後ろを振り返ると……当たり前に今出て来た向日葵畑がある。
もう一度前を見ると、そこには……。
…………俺の家があった。
我が家があった。
親父の実家があった。
あるはずのない、いつも暮らしている我が家が、まるでそこに建てられたかのように居座っていた。
家だけではない、庭や、それらを囲っている塀までも、そのまま目の前に建っていた。
……俺は瞬間、様々な可能性を巡らせようとした。
いつの間にか、俺は帰って来ていた?
本当は俺が思っていたよりずっと、家と向日葵畑の距離は近かった?
だが、そのどれもが当てはまるわけがない。
「は……」という乾いた息を漏らし、ただただ呆然とする。
そしてかすかに呼吸を乱しながら、玄関の前に立つ。
意味もなくドアを凝視してしまう。
それからそこに耳を着けて、中の音を聞いてみるが、音と言う音はしない。
ドアを引くと、ガチャンといって開く。

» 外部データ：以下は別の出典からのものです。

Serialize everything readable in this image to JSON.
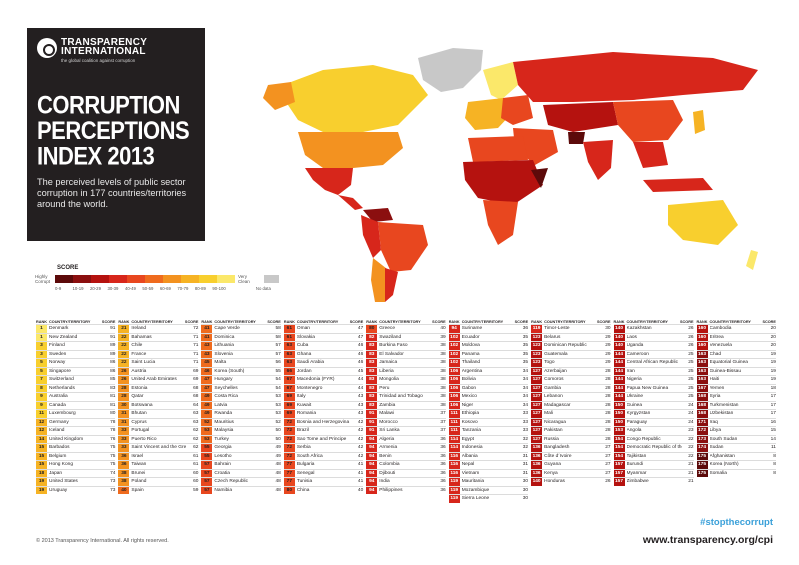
{
  "brand": {
    "name_line1": "TRANSPARENCY",
    "name_line2": "INTERNATIONAL",
    "tagline": "the global coalition against corruption"
  },
  "title_lines": [
    "CORRUPTION",
    "PERCEPTIONS",
    "INDEX 2013"
  ],
  "subtitle": "The perceived levels of public sector corruption in 177 countries/territories around the world.",
  "legend": {
    "title": "SCORE",
    "low_label": "Highly Corrupt",
    "high_label": "Very Clean",
    "no_data": "No data",
    "bins": [
      "0-9",
      "10-19",
      "20-29",
      "30-39",
      "40-49",
      "50-59",
      "60-69",
      "70-79",
      "80-89",
      "90-100"
    ],
    "colors": [
      "#5c0a0a",
      "#8b0f0f",
      "#b5120f",
      "#d7261b",
      "#e8471f",
      "#ef6b1e",
      "#f39220",
      "#f6b324",
      "#f8cf2e",
      "#fbe86a"
    ],
    "no_data_color": "#c8c8c8"
  },
  "map_colors": {
    "ocean": "#ffffff",
    "no_data": "#c8c8c8"
  },
  "table_header": {
    "rank": "RANK",
    "country": "COUNTRY/TERRITORY",
    "score": "SCORE"
  },
  "columns": [
    [
      [
        "1",
        "Denmark",
        "91"
      ],
      [
        "1",
        "New Zealand",
        "91"
      ],
      [
        "3",
        "Finland",
        "89"
      ],
      [
        "3",
        "Sweden",
        "89"
      ],
      [
        "5",
        "Norway",
        "86"
      ],
      [
        "5",
        "Singapore",
        "86"
      ],
      [
        "7",
        "Switzerland",
        "85"
      ],
      [
        "8",
        "Netherlands",
        "83"
      ],
      [
        "9",
        "Australia",
        "81"
      ],
      [
        "9",
        "Canada",
        "81"
      ],
      [
        "11",
        "Luxembourg",
        "80"
      ],
      [
        "12",
        "Germany",
        "78"
      ],
      [
        "12",
        "Iceland",
        "78"
      ],
      [
        "14",
        "United Kingdom",
        "76"
      ],
      [
        "15",
        "Barbados",
        "75"
      ],
      [
        "15",
        "Belgium",
        "75"
      ],
      [
        "15",
        "Hong Kong",
        "75"
      ],
      [
        "18",
        "Japan",
        "74"
      ],
      [
        "19",
        "United States",
        "73"
      ],
      [
        "19",
        "Uruguay",
        "73"
      ]
    ],
    [
      [
        "21",
        "Ireland",
        "72"
      ],
      [
        "22",
        "Bahamas",
        "71"
      ],
      [
        "22",
        "Chile",
        "71"
      ],
      [
        "22",
        "France",
        "71"
      ],
      [
        "22",
        "Saint Lucia",
        "71"
      ],
      [
        "26",
        "Austria",
        "69"
      ],
      [
        "26",
        "United Arab Emirates",
        "69"
      ],
      [
        "28",
        "Estonia",
        "68"
      ],
      [
        "28",
        "Qatar",
        "68"
      ],
      [
        "30",
        "Botswana",
        "64"
      ],
      [
        "31",
        "Bhutan",
        "63"
      ],
      [
        "31",
        "Cyprus",
        "63"
      ],
      [
        "33",
        "Portugal",
        "62"
      ],
      [
        "33",
        "Puerto Rico",
        "62"
      ],
      [
        "33",
        "Saint Vincent and the Grenadines",
        "62"
      ],
      [
        "36",
        "Israel",
        "61"
      ],
      [
        "36",
        "Taiwan",
        "61"
      ],
      [
        "38",
        "Brunei",
        "60"
      ],
      [
        "38",
        "Poland",
        "60"
      ],
      [
        "40",
        "Spain",
        "59"
      ]
    ],
    [
      [
        "41",
        "Cape Verde",
        "58"
      ],
      [
        "41",
        "Dominica",
        "58"
      ],
      [
        "43",
        "Lithuania",
        "57"
      ],
      [
        "43",
        "Slovenia",
        "57"
      ],
      [
        "45",
        "Malta",
        "56"
      ],
      [
        "46",
        "Korea (South)",
        "55"
      ],
      [
        "47",
        "Hungary",
        "54"
      ],
      [
        "47",
        "Seychelles",
        "54"
      ],
      [
        "49",
        "Costa Rica",
        "53"
      ],
      [
        "49",
        "Latvia",
        "53"
      ],
      [
        "49",
        "Rwanda",
        "53"
      ],
      [
        "52",
        "Mauritius",
        "52"
      ],
      [
        "53",
        "Malaysia",
        "50"
      ],
      [
        "53",
        "Turkey",
        "50"
      ],
      [
        "55",
        "Georgia",
        "49"
      ],
      [
        "55",
        "Lesotho",
        "49"
      ],
      [
        "57",
        "Bahrain",
        "48"
      ],
      [
        "57",
        "Croatia",
        "48"
      ],
      [
        "57",
        "Czech Republic",
        "48"
      ],
      [
        "57",
        "Namibia",
        "48"
      ]
    ],
    [
      [
        "61",
        "Oman",
        "47"
      ],
      [
        "61",
        "Slovakia",
        "47"
      ],
      [
        "63",
        "Cuba",
        "46"
      ],
      [
        "63",
        "Ghana",
        "46"
      ],
      [
        "63",
        "Saudi Arabia",
        "46"
      ],
      [
        "66",
        "Jordan",
        "45"
      ],
      [
        "67",
        "Macedonia (FYR)",
        "44"
      ],
      [
        "67",
        "Montenegro",
        "44"
      ],
      [
        "69",
        "Italy",
        "43"
      ],
      [
        "69",
        "Kuwait",
        "43"
      ],
      [
        "69",
        "Romania",
        "43"
      ],
      [
        "72",
        "Bosnia and Herzegovina",
        "42"
      ],
      [
        "72",
        "Brazil",
        "42"
      ],
      [
        "72",
        "Sao Tome and Principe",
        "42"
      ],
      [
        "72",
        "Serbia",
        "42"
      ],
      [
        "72",
        "South Africa",
        "42"
      ],
      [
        "77",
        "Bulgaria",
        "41"
      ],
      [
        "77",
        "Senegal",
        "41"
      ],
      [
        "77",
        "Tunisia",
        "41"
      ],
      [
        "80",
        "China",
        "40"
      ]
    ],
    [
      [
        "80",
        "Greece",
        "40"
      ],
      [
        "82",
        "Swaziland",
        "39"
      ],
      [
        "83",
        "Burkina Faso",
        "38"
      ],
      [
        "83",
        "El Salvador",
        "38"
      ],
      [
        "83",
        "Jamaica",
        "38"
      ],
      [
        "83",
        "Liberia",
        "38"
      ],
      [
        "83",
        "Mongolia",
        "38"
      ],
      [
        "83",
        "Peru",
        "38"
      ],
      [
        "83",
        "Trinidad and Tobago",
        "38"
      ],
      [
        "83",
        "Zambia",
        "38"
      ],
      [
        "91",
        "Malawi",
        "37"
      ],
      [
        "91",
        "Morocco",
        "37"
      ],
      [
        "91",
        "Sri Lanka",
        "37"
      ],
      [
        "94",
        "Algeria",
        "36"
      ],
      [
        "94",
        "Armenia",
        "36"
      ],
      [
        "94",
        "Benin",
        "36"
      ],
      [
        "94",
        "Colombia",
        "36"
      ],
      [
        "94",
        "Djibouti",
        "36"
      ],
      [
        "94",
        "India",
        "36"
      ],
      [
        "94",
        "Philippines",
        "36"
      ]
    ],
    [
      [
        "94",
        "Suriname",
        "36"
      ],
      [
        "102",
        "Ecuador",
        "35"
      ],
      [
        "102",
        "Moldova",
        "35"
      ],
      [
        "102",
        "Panama",
        "35"
      ],
      [
        "102",
        "Thailand",
        "35"
      ],
      [
        "106",
        "Argentina",
        "34"
      ],
      [
        "106",
        "Bolivia",
        "34"
      ],
      [
        "106",
        "Gabon",
        "34"
      ],
      [
        "106",
        "Mexico",
        "34"
      ],
      [
        "106",
        "Niger",
        "34"
      ],
      [
        "111",
        "Ethiopia",
        "33"
      ],
      [
        "111",
        "Kosovo",
        "33"
      ],
      [
        "111",
        "Tanzania",
        "33"
      ],
      [
        "114",
        "Egypt",
        "32"
      ],
      [
        "114",
        "Indonesia",
        "32"
      ],
      [
        "116",
        "Albania",
        "31"
      ],
      [
        "116",
        "Nepal",
        "31"
      ],
      [
        "116",
        "Vietnam",
        "31"
      ],
      [
        "119",
        "Mauritania",
        "30"
      ],
      [
        "119",
        "Mozambique",
        "30"
      ],
      [
        "119",
        "Sierra Leone",
        "30"
      ]
    ],
    [
      [
        "119",
        "Timor-Leste",
        "30"
      ],
      [
        "123",
        "Belarus",
        "29"
      ],
      [
        "123",
        "Dominican Republic",
        "29"
      ],
      [
        "123",
        "Guatemala",
        "29"
      ],
      [
        "123",
        "Togo",
        "29"
      ],
      [
        "127",
        "Azerbaijan",
        "28"
      ],
      [
        "127",
        "Comoros",
        "28"
      ],
      [
        "127",
        "Gambia",
        "28"
      ],
      [
        "127",
        "Lebanon",
        "28"
      ],
      [
        "127",
        "Madagascar",
        "28"
      ],
      [
        "127",
        "Mali",
        "28"
      ],
      [
        "127",
        "Nicaragua",
        "28"
      ],
      [
        "127",
        "Pakistan",
        "28"
      ],
      [
        "127",
        "Russia",
        "28"
      ],
      [
        "136",
        "Bangladesh",
        "27"
      ],
      [
        "136",
        "Côte d´Ivoire",
        "27"
      ],
      [
        "136",
        "Guyana",
        "27"
      ],
      [
        "136",
        "Kenya",
        "27"
      ],
      [
        "140",
        "Honduras",
        "26"
      ]
    ],
    [
      [
        "140",
        "Kazakhstan",
        "26"
      ],
      [
        "140",
        "Laos",
        "26"
      ],
      [
        "140",
        "Uganda",
        "26"
      ],
      [
        "144",
        "Cameroon",
        "25"
      ],
      [
        "144",
        "Central African Republic",
        "25"
      ],
      [
        "144",
        "Iran",
        "25"
      ],
      [
        "144",
        "Nigeria",
        "25"
      ],
      [
        "144",
        "Papua New Guinea",
        "25"
      ],
      [
        "144",
        "Ukraine",
        "25"
      ],
      [
        "150",
        "Guinea",
        "24"
      ],
      [
        "150",
        "Kyrgyzstan",
        "24"
      ],
      [
        "150",
        "Paraguay",
        "24"
      ],
      [
        "153",
        "Angola",
        "23"
      ],
      [
        "154",
        "Congo Republic",
        "22"
      ],
      [
        "154",
        "Democratic Republic of the Congo",
        "22"
      ],
      [
        "154",
        "Tajikistan",
        "22"
      ],
      [
        "157",
        "Burundi",
        "21"
      ],
      [
        "157",
        "Myanmar",
        "21"
      ],
      [
        "157",
        "Zimbabwe",
        "21"
      ]
    ],
    [
      [
        "160",
        "Cambodia",
        "20"
      ],
      [
        "160",
        "Eritrea",
        "20"
      ],
      [
        "160",
        "Venezuela",
        "20"
      ],
      [
        "163",
        "Chad",
        "19"
      ],
      [
        "163",
        "Equatorial Guinea",
        "19"
      ],
      [
        "163",
        "Guinea-Bissau",
        "19"
      ],
      [
        "163",
        "Haiti",
        "19"
      ],
      [
        "167",
        "Yemen",
        "18"
      ],
      [
        "168",
        "Syria",
        "17"
      ],
      [
        "168",
        "Turkmenistan",
        "17"
      ],
      [
        "168",
        "Uzbekistan",
        "17"
      ],
      [
        "171",
        "Iraq",
        "16"
      ],
      [
        "172",
        "Libya",
        "15"
      ],
      [
        "173",
        "South Sudan",
        "14"
      ],
      [
        "174",
        "Sudan",
        "11"
      ],
      [
        "175",
        "Afghanistan",
        "8"
      ],
      [
        "175",
        "Korea (North)",
        "8"
      ],
      [
        "175",
        "Somalia",
        "8"
      ]
    ]
  ],
  "footer": {
    "copyright": "© 2013 Transparency International. All rights reserved.",
    "hashtag": "#stopthecorrupt",
    "website": "www.transparency.org/cpi"
  }
}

俺が鍵を閉めずに出た、そのままの状態ということだ。
隙間から中を確認しても、異常はない。
匂いから何からどう考えても、今まで暮らしてきた我が家だった。
中に入り……静かにドアを閉めた。
忍び足でリビングに入って見渡すが、誰も居ない。
ここは、本当に俺が元居た家なんだろうか……?
もしそうなら、親父も裕子さんも今、寝室に居るということなになる。俺が出ているあいだに、時計はもう十時を大きく過ぎていた。
二階に上がって、親父の部屋の前に立った。
そして考える。
今、親父を起こして、この異様な状況を伝えようか?
でも、どうしようと必ず朝には知ることになる。
それなら、こんな深夜に起こして知らせる必要もない。
なにより俺は、早いとこベッドに潜り込みたかった。
だってこんなのは、きっと夢だし……。
去年の冬と一緒で、奇妙な夢を見ているんだ……。
だから目覚めたら、元通りになっているはずだった。
ドアの前から立ち去って、自室に入る。
やっぱり部屋の中も普段通りの様子だ。
息をついた俺は電気が消えたそのまま、布団に入ったのだった。